Let's put the financial motive aside and assume that people will always link without ads revenue. If a person can get away showing tons of ads but actually adds tons of value to some topic, then why penalize him?

The issue is that getting to the "beef" of the story is still a graph search problem. The search engine (e.g. Google Bot) supposedly has all the link graph information, but it does not understand the distinction between primary and secondary sources, and it's up to the reader to investigate by spending time and effort. With the amount of information exploding each day, we really need a search engine that will do better. If it's too much to ask a search engine to understand the difference between primary and secondary sources, I think it is at least plausible to have a tool to highlight the contribution of each page with regard to a particular aspect or topic---like a "diff" tool with fuzzy syntactic matching.

Friday, March 9, 2012

The Tower Hotel Problem

Dynamic storage allocation problem, both as an online problem and an offline problem, is widely studied in literature, such as this article by Jordan Gergov. Here I present a similar problem which I call "The Tower Hotel Problem."

The Tower Hotel is peculiar. It has an infinite number of floors, but each floor has the same fixed number of rooms. The proprietor wanted to keep the number of floors open to the public minimal in order to save costs on maintenance; a closed floor incurs no cost. A floor is closed if none of the rooms are occupied. But as long as there is at least one occupied room, the floor must be open to public. Once a guest arrives and settles in a room, the proprietor must not ask the guest to move to another room.

In a zealous attempt to minimize cost, the proprietor requires all guests to make reservations before the year begins.

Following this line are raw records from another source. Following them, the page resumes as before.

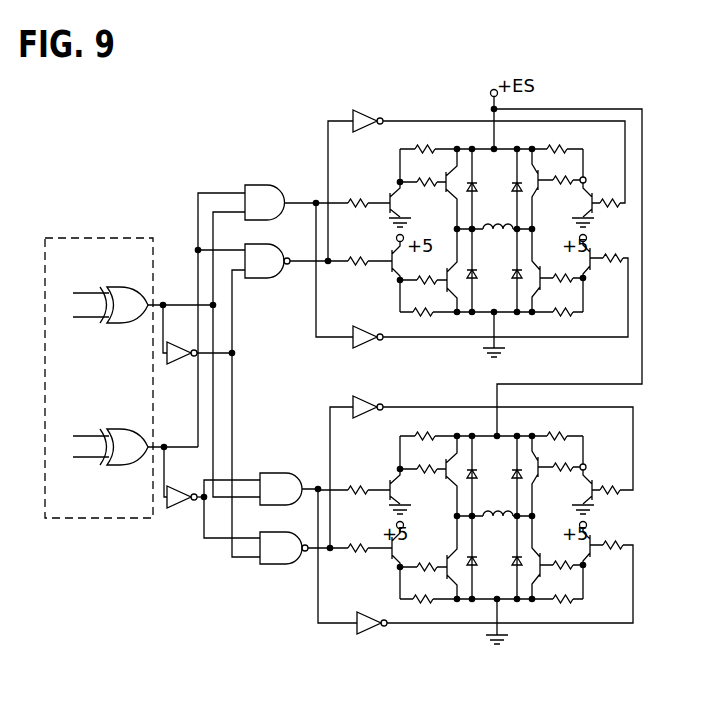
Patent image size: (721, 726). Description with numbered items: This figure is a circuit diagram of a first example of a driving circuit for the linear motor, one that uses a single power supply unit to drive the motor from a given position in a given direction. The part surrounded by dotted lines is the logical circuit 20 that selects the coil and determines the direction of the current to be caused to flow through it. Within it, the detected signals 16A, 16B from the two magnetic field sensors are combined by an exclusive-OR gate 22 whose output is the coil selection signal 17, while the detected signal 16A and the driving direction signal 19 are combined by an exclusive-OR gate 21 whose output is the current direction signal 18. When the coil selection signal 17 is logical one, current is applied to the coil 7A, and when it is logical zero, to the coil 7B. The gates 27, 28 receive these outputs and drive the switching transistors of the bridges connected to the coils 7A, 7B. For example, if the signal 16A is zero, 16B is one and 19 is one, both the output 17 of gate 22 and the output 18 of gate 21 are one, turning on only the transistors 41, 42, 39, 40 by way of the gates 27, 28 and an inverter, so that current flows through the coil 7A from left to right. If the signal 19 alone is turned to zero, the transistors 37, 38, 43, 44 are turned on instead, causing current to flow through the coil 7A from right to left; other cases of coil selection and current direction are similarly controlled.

The coil 7A is at (495, 224).
The coil 7B is at (495, 511).
The detected signal 16A is at (90, 292).
The detected signal 16B is at (85, 459).
The coil selection signal 17 is at (148, 436).
The current direction signal 18 is at (148, 293).
The driving direction signal 19 is at (85, 319).
The logical circuit 20 is at (102, 520).
The exclusive-OR gate 21 is at (130, 324).
The exclusive-OR gate 22 is at (130, 467).
The gate 27 is at (275, 279).
The gate 28 is at (283, 219).
The transistor 37 is at (389, 282).
The transistor 38 is at (452, 266).
The transistor 39 is at (538, 268).
The transistor 40 is at (590, 275).
The transistor 41 is at (397, 182).
The transistor 42 is at (452, 196).
The transistor 43 is at (534, 194).
The transistor 44 is at (589, 184).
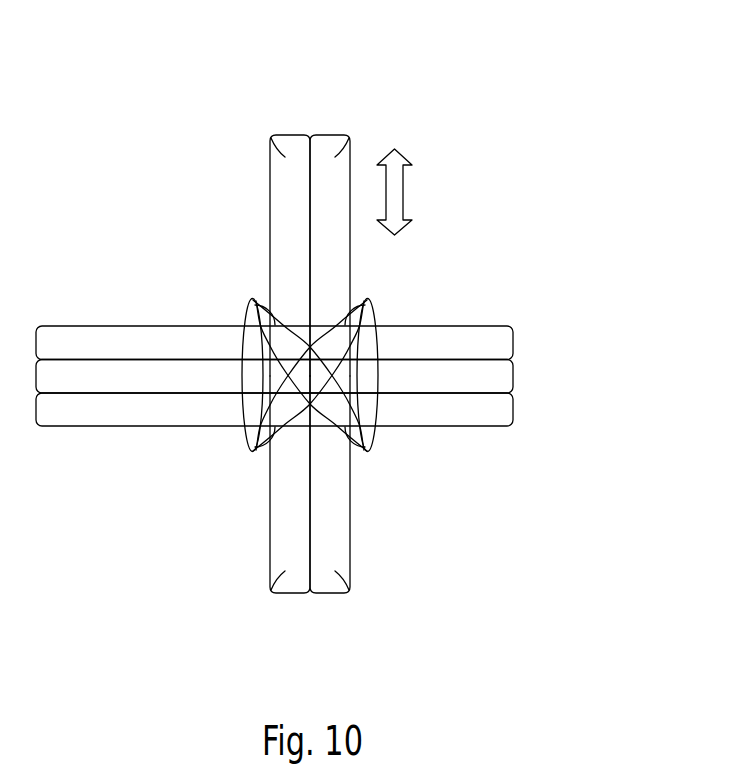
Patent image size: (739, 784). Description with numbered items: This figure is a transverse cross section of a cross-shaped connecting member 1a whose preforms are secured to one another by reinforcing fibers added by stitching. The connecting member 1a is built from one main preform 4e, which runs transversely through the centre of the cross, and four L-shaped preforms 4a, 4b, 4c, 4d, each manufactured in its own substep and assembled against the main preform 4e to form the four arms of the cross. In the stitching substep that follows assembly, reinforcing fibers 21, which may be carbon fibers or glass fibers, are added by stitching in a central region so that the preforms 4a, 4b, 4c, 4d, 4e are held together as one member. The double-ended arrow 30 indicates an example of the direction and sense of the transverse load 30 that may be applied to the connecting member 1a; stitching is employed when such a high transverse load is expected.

The cross-shaped connecting member 1a is at (524, 257).
The L-shaped preform 4a is at (270, 136).
The L-shaped preform 4b is at (350, 136).
The L-shaped preform 4c is at (273, 594).
The L-shaped preform 4d is at (347, 594).
The main preform 4e is at (488, 380).
The reinforcing fibers 21 is at (248, 447).
The transverse load 30 is at (403, 175).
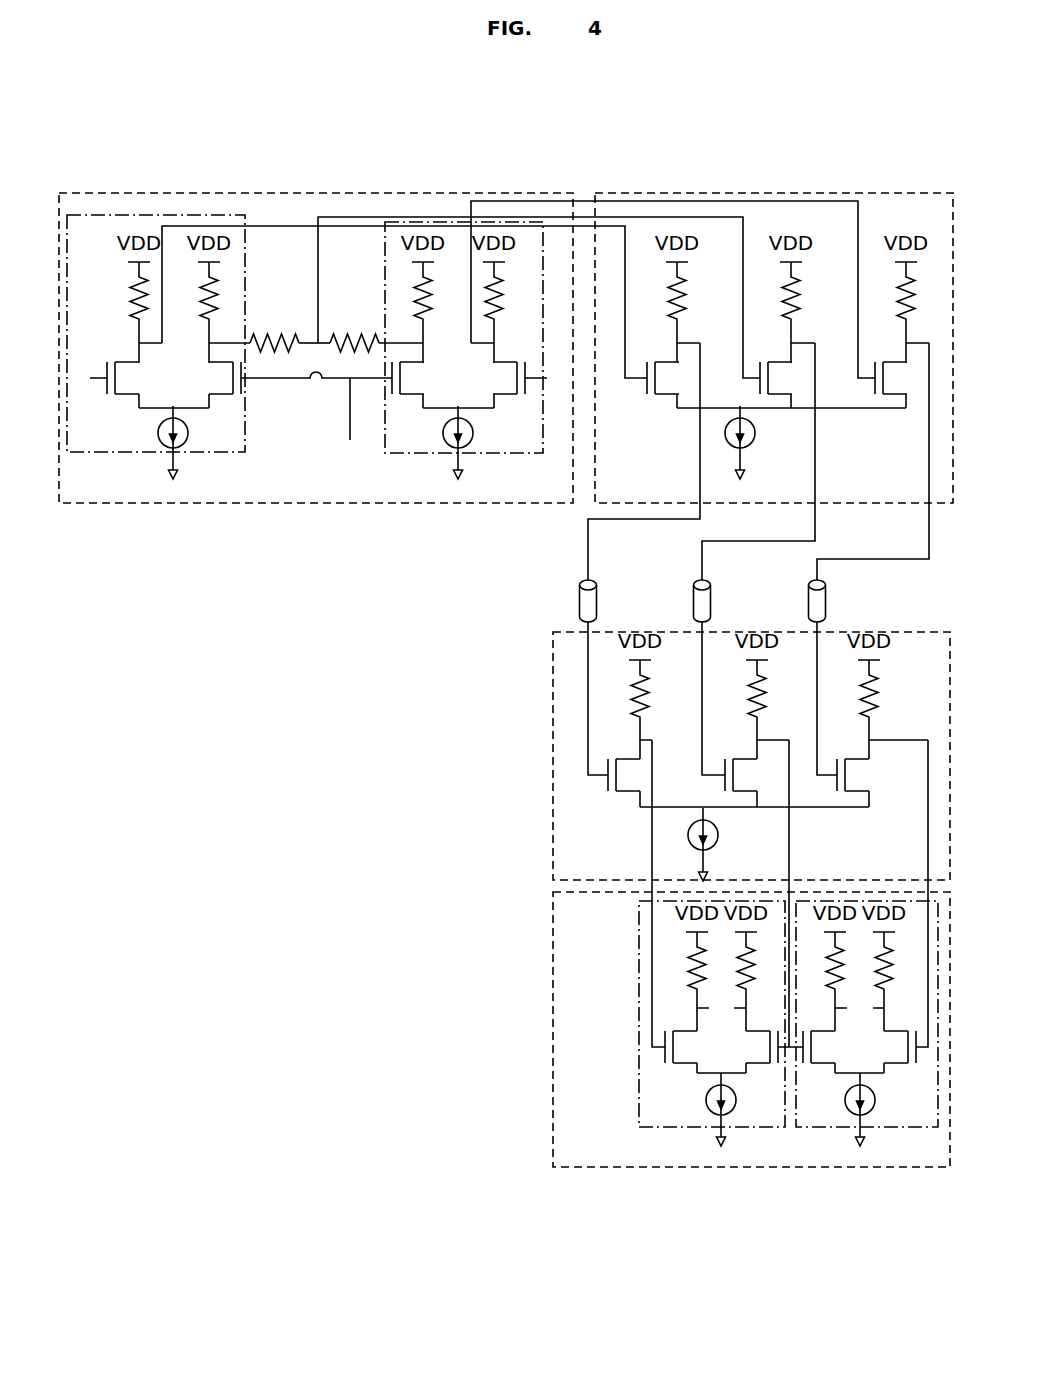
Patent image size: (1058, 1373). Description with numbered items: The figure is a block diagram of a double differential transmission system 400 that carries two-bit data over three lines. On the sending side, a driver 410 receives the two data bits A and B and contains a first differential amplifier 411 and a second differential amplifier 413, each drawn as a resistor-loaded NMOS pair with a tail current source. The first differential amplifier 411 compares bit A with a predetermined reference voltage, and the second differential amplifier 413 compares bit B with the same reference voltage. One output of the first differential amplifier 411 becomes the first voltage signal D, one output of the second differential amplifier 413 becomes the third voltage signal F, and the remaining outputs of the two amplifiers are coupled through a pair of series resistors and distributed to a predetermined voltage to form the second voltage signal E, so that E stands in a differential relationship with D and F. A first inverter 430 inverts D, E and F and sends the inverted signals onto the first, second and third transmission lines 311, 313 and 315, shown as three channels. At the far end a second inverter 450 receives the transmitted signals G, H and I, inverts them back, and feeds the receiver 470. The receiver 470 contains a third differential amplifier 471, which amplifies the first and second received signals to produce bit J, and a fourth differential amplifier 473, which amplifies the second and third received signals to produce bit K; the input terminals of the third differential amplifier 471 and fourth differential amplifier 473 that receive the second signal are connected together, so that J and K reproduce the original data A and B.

The double differential transmission system 400 is at (810, 144).
The driver 410 is at (322, 193).
The first differential amplifier 411 is at (245, 432).
The second differential amplifier 413 is at (522, 453).
The first inverter 430 is at (672, 193).
The first transmission line 311 is at (597, 600).
The second transmission line 313 is at (711, 600).
The third transmission line 315 is at (826, 600).
The second inverter 450 is at (553, 759).
The receiver 470 is at (553, 992).
The third differential amplifier 471 is at (639, 1088).
The fourth differential amplifier 473 is at (924, 1127).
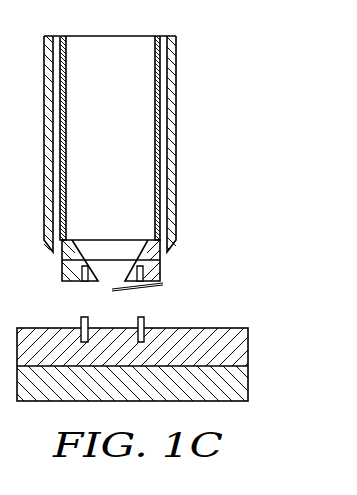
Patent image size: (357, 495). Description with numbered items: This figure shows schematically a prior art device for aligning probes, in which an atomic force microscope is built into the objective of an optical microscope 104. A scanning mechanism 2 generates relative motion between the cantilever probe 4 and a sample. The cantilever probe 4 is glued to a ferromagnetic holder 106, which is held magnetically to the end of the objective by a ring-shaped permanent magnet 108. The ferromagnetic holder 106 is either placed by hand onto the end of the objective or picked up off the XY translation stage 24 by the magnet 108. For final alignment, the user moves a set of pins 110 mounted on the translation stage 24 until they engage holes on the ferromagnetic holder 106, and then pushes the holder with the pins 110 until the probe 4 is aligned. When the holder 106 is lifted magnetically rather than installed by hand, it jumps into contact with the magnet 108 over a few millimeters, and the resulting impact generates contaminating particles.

The scanning mechanism 2 is at (160, 73).
The objective of an optical microscope 104 is at (177, 132).
The ring-shaped permanent magnet 108 is at (161, 263).
The ferromagnetic holder 106 is at (152, 272).
The cantilever probe 4 is at (152, 287).
The XY translation stage 24 is at (248, 345).
The pins 110 is at (138, 321).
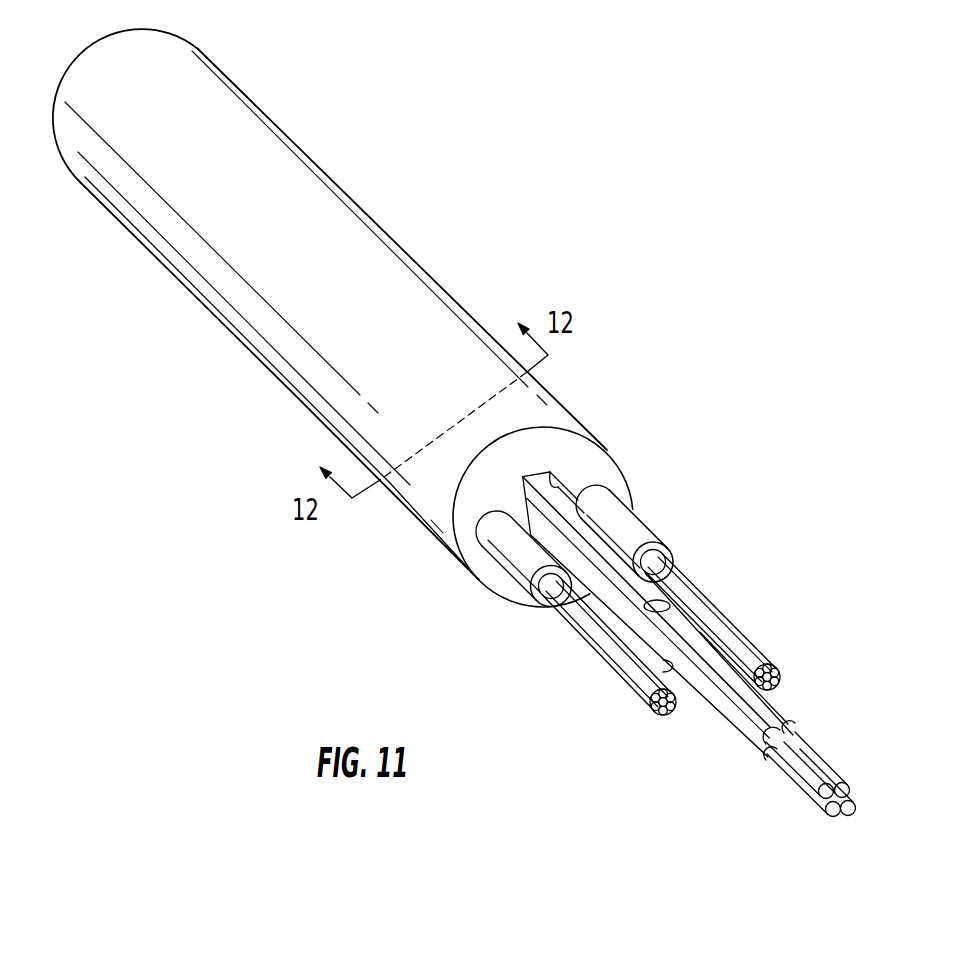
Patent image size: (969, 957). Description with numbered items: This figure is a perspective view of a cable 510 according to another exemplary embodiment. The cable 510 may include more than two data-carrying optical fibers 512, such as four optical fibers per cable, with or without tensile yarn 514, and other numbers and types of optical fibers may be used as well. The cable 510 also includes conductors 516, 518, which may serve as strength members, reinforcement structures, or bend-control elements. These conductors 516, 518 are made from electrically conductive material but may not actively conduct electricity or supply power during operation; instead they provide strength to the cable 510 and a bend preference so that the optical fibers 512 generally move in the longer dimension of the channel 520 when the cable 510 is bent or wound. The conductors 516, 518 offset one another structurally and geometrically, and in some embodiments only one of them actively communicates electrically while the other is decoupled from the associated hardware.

The cable 510 is at (379, 315).
The optical fibers 512 is at (754, 752).
The tensile yarn 514 is at (698, 609).
The conductor 516 is at (576, 613).
The conductor 518 is at (694, 587).
The channel 520 is at (659, 590).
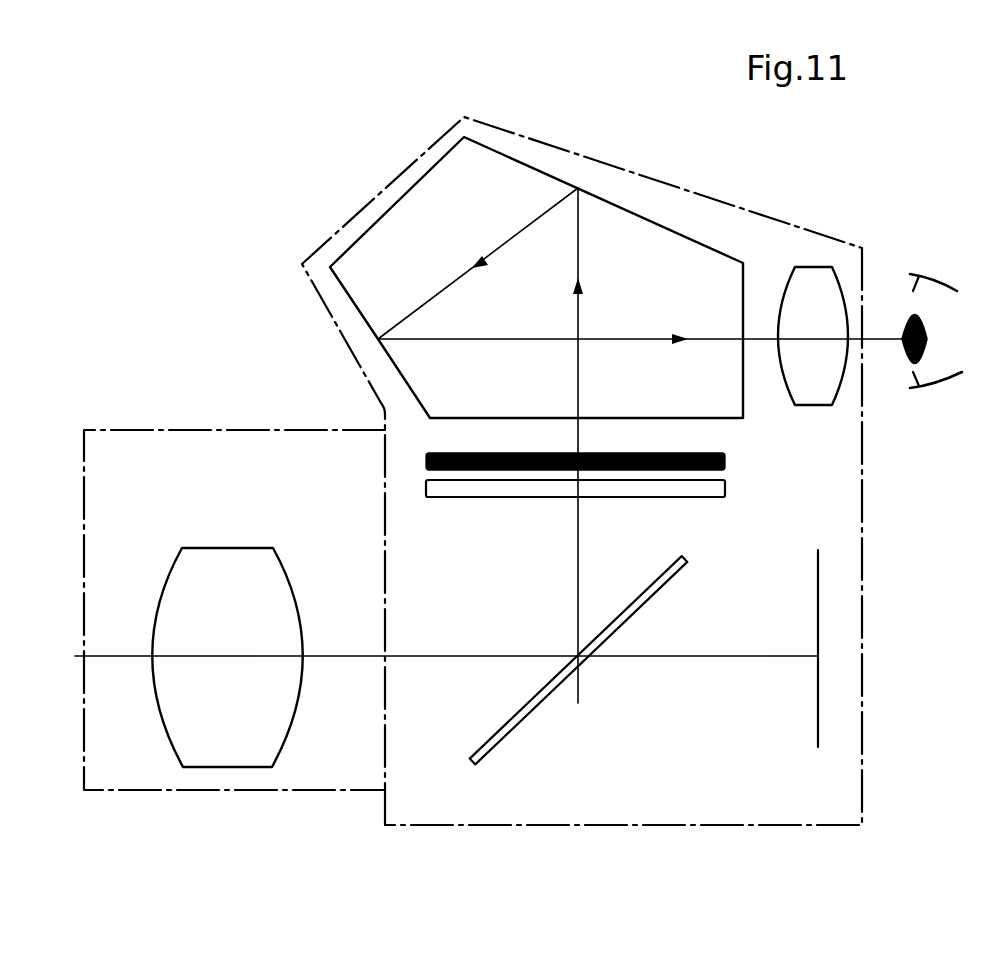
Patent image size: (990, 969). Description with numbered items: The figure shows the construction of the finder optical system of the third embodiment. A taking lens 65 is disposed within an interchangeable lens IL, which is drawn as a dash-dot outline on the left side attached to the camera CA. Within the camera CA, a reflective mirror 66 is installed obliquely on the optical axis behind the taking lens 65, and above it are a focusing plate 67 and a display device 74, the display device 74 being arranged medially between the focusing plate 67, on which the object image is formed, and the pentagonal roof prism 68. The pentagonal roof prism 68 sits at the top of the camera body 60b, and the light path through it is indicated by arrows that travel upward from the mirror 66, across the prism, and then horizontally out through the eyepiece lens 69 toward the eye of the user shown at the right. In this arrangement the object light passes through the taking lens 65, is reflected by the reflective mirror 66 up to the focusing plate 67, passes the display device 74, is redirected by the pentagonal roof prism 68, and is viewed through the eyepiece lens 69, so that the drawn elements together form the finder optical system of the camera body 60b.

The camera body 60b is at (684, 752).
The camera CA is at (345, 342).
The interchangeable lens IL is at (100, 430).
The taking lens 65 is at (240, 768).
The reflective mirror 66 is at (540, 703).
The focusing plate 67 is at (725, 488).
The display device 74 is at (725, 461).
The pentagonal roof prism 68 is at (405, 192).
The eyepiece lens 69 is at (815, 267).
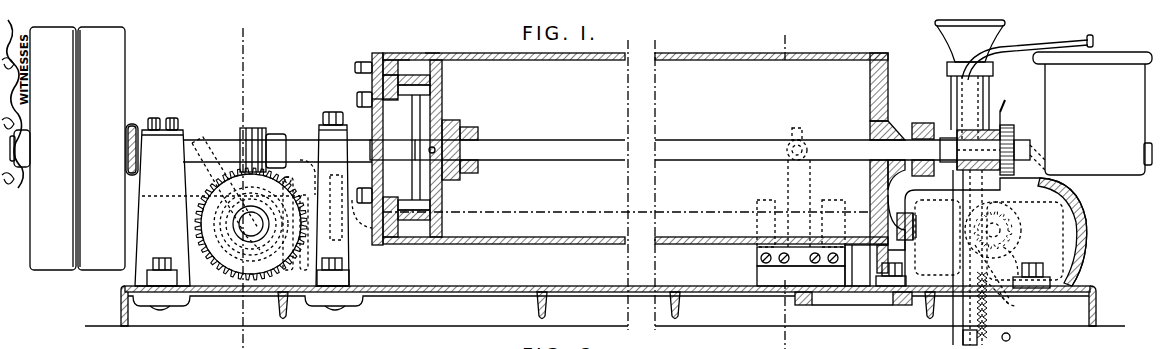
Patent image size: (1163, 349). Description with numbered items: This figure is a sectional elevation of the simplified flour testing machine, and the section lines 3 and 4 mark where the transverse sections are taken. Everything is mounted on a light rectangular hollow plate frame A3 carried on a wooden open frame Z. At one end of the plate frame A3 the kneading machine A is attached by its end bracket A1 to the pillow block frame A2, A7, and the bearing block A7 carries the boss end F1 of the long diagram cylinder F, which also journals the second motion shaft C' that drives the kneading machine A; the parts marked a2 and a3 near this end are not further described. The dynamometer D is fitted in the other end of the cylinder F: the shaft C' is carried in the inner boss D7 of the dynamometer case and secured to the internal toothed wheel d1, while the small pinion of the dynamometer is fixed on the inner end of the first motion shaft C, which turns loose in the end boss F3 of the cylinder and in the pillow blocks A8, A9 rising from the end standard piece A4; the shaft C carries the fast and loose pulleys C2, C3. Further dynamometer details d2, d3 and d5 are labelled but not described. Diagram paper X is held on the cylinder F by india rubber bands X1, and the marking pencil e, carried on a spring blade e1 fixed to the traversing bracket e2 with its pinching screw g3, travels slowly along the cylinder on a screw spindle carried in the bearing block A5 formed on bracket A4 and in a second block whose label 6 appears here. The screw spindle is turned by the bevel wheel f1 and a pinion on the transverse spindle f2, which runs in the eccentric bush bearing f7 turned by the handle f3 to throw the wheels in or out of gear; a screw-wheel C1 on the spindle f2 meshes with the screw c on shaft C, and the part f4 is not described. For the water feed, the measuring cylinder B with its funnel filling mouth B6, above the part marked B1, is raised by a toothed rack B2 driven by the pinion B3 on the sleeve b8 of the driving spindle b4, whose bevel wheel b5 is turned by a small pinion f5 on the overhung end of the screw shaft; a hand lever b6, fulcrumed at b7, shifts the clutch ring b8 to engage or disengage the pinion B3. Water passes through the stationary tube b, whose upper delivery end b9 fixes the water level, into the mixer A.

The loose pulley C3 is at (43, 148).
The fast pulley C2 is at (101, 148).
The pillow block A9 is at (217, 202).
The section line 3 is at (242, 180).
The screw c is at (258, 128).
The first motion shaft C is at (277, 151).
The screw-wheel C1 is at (251, 224).
The transverse spindle f2 is at (251, 224).
The handle f3 is at (222, 160).
The eccentric bush bearing f7 is at (236, 240).
The bevel wheel f1 is at (300, 266).
The pillow block A8 is at (333, 134).
The end boss F3 is at (332, 205).
The bearing block A5 is at (308, 177).
The end standard piece A4 is at (178, 274).
The dynamometer D is at (372, 64).
The diagram cylinder F is at (388, 53).
The india rubber bands X1 is at (400, 53).
The diagram paper X is at (425, 53).
The clutch ring d2 is at (383, 88).
The bolt d3 is at (357, 99).
The internal toothed wheel d1 is at (442, 92).
The inner boss D7 is at (478, 128).
The bracket d5 is at (359, 214).
The second motion shaft C' is at (699, 150).
The plate frame A3 is at (608, 306).
The wooden open frame Z is at (605, 333).
The section line 4 is at (777, 185).
The marking pencil e is at (787, 150).
The spring blade e1 is at (801, 233).
The traversing bracket e2 is at (801, 276).
The bracket f4 is at (845, 240).
The bearing block 6 is at (884, 250).
The boss end F1 is at (893, 118).
The bearing block A7 is at (930, 123).
The funnel filling mouth B6 is at (970, 41).
The measuring cylinder B is at (947, 56).
The feed pipe B1 is at (951, 85).
The upper delivery end b9 is at (1048, 45).
The kneading machine A is at (1092, 113).
The small metal tube b is at (968, 128).
The hand lever b6 is at (1008, 107).
The gear a2 is at (1012, 125).
The collar a3 is at (1022, 140).
The end bracket A1 is at (996, 228).
The bevel wheel b5 is at (1082, 215).
The pillow block frame A2 is at (989, 240).
The small pinion f5 is at (917, 238).
The pinion B3 is at (1000, 222).
The driving spindle b4 is at (995, 232).
The fulcrum b7 is at (1003, 305).
The toothed rack B2 is at (990, 338).
The sleeve clutch ring b8 is at (1030, 341).
The pinching screw g3 is at (920, 320).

The guest would indicate upon reservation the arrival and departure dates. Once the year begins, no more reservation can be made. The proprietor then optimizes the placement of guests on floors. This eccentric policy may be one reason the hotel is not very well known.

A number of years passed, and the proprietor passed away. His son knows nothing about hotel management, so the son interviewed three potential managers. In order to make the hotel more popular, the son required that the managers must not assume the reservations are made in advance. In fact, he went a step further and said that a guest could arrive at any time and leave at any time.

Each manager had a different strategy. The first manager would place the guest at random on any of the opened floors with vacancy (and open up a new floor if none of the existing floors are available). The second manager would place the guest on the floor with the most number of occupied rooms (but still has vacancy). The third manager would place the guest on the lowest numbered floor with vacancy. The third manager has an assistant who, due to her desire to be promoted, secretly proposes to the proprietor's son a slightly different strategy than her manager: she would locate the lowest numbered floors with vacancy, fill it entirely first, then find again the lowest numbered floors with vacancy, which may be lower than the previously chosen floor because some guests below may have checked out.

How does the proprietor's son determine which manager has the most cost-effective strategy? How do these managers and the third manager's assistant compare with what the proprietor could do, when the proprietor had full knowledge of all the reservations in the whole year?

This problem describes segregate fits dynamic storage allocation with virtual memory where all objects are of the same size, and a memory page could fit a fixed number of these objects. A virtual memory page has to be backed by a physical memory page if there is at least one object in the page. Once all objects in the page are freed, the physical memory page backing can be removed. This presents a different sort of fragmentation problem where certain long-lived objects can pin a memory page even though the page is mostly unused.